Durante miles de años, los baños eran públicos, de hecho, eran espacios de socialización. Sin embargo, fue hasta 1775 cuando el relojero inglés Alexander Cumming, alguien que valoraba el tiempo en el baño como privado y reflexivo, tomó prototipos anteriores y patentó un retrete individual.
Cuenta el también escritor Santiago Gamboa que Roberto Bolaño consideraba el tiempo en el retrete como fundamental para la creación: “Soy la típica imagen del poeta latinoamericano, mi esposa con tisis arrullando a la bebé recién nacida que llora, mi hijo con problemas de adolescencia y yo encerrado en el baño intentando acabar un poema”. Por su parte, el español Juan José Millás decía que “en el baño se me desocurren las ideas”. ¿Será posible encontrar un punto en común entre crear y defecar?

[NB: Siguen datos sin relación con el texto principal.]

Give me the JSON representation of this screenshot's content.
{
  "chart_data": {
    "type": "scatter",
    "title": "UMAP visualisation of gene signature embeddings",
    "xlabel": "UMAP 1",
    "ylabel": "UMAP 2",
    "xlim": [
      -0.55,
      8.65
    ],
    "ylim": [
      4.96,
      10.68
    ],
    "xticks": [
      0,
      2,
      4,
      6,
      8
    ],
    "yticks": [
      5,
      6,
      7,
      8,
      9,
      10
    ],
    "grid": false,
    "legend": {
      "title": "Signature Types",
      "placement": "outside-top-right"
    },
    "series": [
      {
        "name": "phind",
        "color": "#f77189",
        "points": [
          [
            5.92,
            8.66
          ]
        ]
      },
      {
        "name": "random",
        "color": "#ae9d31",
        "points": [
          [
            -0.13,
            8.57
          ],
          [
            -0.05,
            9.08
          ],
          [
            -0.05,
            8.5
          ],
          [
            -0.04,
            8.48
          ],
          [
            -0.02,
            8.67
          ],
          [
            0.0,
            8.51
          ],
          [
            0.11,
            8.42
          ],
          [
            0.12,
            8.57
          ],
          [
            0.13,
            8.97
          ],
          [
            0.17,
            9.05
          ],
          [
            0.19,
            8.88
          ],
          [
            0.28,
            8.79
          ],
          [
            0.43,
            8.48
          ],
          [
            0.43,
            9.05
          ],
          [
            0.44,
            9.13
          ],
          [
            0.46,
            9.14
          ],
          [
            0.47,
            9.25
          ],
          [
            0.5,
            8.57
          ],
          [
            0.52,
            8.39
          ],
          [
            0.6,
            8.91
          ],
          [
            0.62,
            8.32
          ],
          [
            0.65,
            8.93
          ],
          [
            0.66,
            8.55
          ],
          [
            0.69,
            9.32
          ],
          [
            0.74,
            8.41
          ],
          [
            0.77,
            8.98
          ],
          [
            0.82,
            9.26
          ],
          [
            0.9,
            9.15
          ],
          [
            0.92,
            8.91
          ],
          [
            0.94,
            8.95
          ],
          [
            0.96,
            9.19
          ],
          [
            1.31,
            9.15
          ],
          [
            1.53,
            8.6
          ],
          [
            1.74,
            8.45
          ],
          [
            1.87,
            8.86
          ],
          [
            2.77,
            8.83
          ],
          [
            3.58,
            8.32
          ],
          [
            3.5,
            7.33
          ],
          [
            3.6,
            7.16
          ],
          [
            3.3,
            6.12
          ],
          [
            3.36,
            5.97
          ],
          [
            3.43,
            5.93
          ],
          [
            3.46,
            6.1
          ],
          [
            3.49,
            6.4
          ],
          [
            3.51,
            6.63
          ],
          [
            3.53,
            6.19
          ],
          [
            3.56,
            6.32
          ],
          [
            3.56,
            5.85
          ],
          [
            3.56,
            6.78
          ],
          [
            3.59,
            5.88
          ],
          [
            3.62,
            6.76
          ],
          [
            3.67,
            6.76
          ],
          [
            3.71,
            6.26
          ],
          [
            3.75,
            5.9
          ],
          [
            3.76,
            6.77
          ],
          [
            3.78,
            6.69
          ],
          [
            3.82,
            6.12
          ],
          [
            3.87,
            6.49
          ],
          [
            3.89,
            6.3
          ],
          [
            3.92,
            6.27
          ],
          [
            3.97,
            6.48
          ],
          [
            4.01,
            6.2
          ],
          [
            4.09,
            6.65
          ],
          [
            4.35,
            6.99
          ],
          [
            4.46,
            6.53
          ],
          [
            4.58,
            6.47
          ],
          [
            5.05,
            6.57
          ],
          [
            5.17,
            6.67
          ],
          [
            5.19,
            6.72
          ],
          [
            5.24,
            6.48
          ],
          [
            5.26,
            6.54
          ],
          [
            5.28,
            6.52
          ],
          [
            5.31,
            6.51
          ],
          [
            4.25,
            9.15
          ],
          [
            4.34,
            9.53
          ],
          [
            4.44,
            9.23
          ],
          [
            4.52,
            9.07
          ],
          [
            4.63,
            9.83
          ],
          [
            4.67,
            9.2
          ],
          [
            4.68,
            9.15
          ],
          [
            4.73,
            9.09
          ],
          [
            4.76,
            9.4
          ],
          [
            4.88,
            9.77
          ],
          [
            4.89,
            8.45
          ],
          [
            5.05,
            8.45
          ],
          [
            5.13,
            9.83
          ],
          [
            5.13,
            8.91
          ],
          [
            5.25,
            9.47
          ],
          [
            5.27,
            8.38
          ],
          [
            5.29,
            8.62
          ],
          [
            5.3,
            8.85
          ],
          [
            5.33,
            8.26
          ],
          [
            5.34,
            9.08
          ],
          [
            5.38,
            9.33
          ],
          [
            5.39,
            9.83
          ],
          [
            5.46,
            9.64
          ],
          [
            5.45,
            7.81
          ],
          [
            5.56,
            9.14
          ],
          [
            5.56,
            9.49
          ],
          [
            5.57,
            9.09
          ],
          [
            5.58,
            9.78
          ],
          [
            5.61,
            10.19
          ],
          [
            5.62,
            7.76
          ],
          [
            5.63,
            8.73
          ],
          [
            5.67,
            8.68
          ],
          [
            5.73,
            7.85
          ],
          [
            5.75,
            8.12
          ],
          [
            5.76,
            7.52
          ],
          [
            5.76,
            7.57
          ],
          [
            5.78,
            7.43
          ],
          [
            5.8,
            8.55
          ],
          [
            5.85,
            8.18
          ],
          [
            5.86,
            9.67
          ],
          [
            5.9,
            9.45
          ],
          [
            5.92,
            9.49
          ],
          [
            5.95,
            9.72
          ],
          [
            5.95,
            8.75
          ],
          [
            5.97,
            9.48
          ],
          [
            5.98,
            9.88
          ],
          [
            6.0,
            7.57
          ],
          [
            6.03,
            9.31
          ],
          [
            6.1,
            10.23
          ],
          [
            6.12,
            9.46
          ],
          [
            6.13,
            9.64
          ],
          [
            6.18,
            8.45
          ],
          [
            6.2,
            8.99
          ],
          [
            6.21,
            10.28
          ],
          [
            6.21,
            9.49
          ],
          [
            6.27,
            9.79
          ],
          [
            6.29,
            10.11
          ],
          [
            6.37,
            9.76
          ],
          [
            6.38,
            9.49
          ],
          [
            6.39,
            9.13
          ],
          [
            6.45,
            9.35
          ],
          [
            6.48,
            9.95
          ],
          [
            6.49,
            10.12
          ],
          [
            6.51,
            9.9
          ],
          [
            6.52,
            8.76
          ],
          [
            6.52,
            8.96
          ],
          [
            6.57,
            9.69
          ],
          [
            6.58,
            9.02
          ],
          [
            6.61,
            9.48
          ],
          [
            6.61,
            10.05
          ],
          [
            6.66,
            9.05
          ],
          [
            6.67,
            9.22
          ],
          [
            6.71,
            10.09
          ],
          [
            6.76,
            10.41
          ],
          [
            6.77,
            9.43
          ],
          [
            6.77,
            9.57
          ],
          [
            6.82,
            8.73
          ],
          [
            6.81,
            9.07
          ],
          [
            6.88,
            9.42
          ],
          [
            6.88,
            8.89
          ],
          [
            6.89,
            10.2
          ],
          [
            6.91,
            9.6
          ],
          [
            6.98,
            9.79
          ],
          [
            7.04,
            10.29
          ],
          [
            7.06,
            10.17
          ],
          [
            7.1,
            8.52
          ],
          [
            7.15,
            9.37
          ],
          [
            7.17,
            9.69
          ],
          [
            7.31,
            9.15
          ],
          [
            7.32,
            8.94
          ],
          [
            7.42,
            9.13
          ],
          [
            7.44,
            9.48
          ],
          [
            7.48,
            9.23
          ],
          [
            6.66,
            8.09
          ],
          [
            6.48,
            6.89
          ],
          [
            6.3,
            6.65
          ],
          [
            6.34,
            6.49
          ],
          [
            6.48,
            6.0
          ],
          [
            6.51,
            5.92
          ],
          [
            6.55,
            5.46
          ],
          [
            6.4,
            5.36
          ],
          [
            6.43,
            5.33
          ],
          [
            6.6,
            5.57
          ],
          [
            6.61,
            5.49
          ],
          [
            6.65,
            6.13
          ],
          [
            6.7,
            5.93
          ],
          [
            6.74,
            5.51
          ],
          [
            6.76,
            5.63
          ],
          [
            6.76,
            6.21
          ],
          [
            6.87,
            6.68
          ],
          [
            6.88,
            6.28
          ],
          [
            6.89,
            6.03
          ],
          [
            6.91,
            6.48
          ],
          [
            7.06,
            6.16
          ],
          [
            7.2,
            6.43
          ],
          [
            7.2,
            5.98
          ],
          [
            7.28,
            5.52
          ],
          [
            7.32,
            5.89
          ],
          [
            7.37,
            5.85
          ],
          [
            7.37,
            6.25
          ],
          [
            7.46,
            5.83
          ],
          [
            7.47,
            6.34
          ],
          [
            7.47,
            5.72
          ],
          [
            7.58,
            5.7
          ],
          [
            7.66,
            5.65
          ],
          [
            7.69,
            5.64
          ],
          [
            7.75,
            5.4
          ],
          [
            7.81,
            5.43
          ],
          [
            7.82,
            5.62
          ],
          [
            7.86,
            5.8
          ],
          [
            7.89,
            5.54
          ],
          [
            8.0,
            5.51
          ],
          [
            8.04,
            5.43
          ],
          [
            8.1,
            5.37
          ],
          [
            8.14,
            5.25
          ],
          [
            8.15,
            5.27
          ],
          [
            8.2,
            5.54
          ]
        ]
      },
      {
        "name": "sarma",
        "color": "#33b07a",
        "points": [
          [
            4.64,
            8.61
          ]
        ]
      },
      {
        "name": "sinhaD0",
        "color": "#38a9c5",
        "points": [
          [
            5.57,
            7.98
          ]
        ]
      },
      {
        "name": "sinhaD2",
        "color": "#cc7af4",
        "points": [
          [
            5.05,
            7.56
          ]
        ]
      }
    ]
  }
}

De acuerdo con la escritora Laura Sofía Rivero, Montaigne, padre del ensayo, llegó a afirmar que sus textos eran “los excrementos de un viejo espíritu, a veces duros, a veces blandos y siempre indigestos”. Y es que el lenguaje escatológico es usado mucho para valorar situaciones fuera de los azulejos. Expresiones como “ya la cagué” o “esto es una mierda” están normalizadas; sin embargo, hablar de nuestros deshechos todavía entra en el terreno del tabú.
Sin embargo, la creatividad y los baños no deben separase. Baste recordar el famoso libro de Armando Jiménez Farías, Picardía mexicana, de 1960, un compendio de las mejores expresiones populares, algunas en los baños públicos. Allí, entre varios temas, se alude a la necesidad de conciencia de clase: “Me causa risa y sorpresa / este aviso estrafalario, / pues debe saber la Empresa / que el culo no tiene horario”.
Sea como sea, los baños no han perdido su naturaleza de seguridad y humanidad compartida, donde lo biológico y lo simbólico se entrelazan en la intimidad, además de que no escapan de reflejar las desigualdades sociales y las formas en que los espacios en común marcan nuestras experiencias, incluso las de lectura y escritura, pues, algo sale de allí…al menos una columna.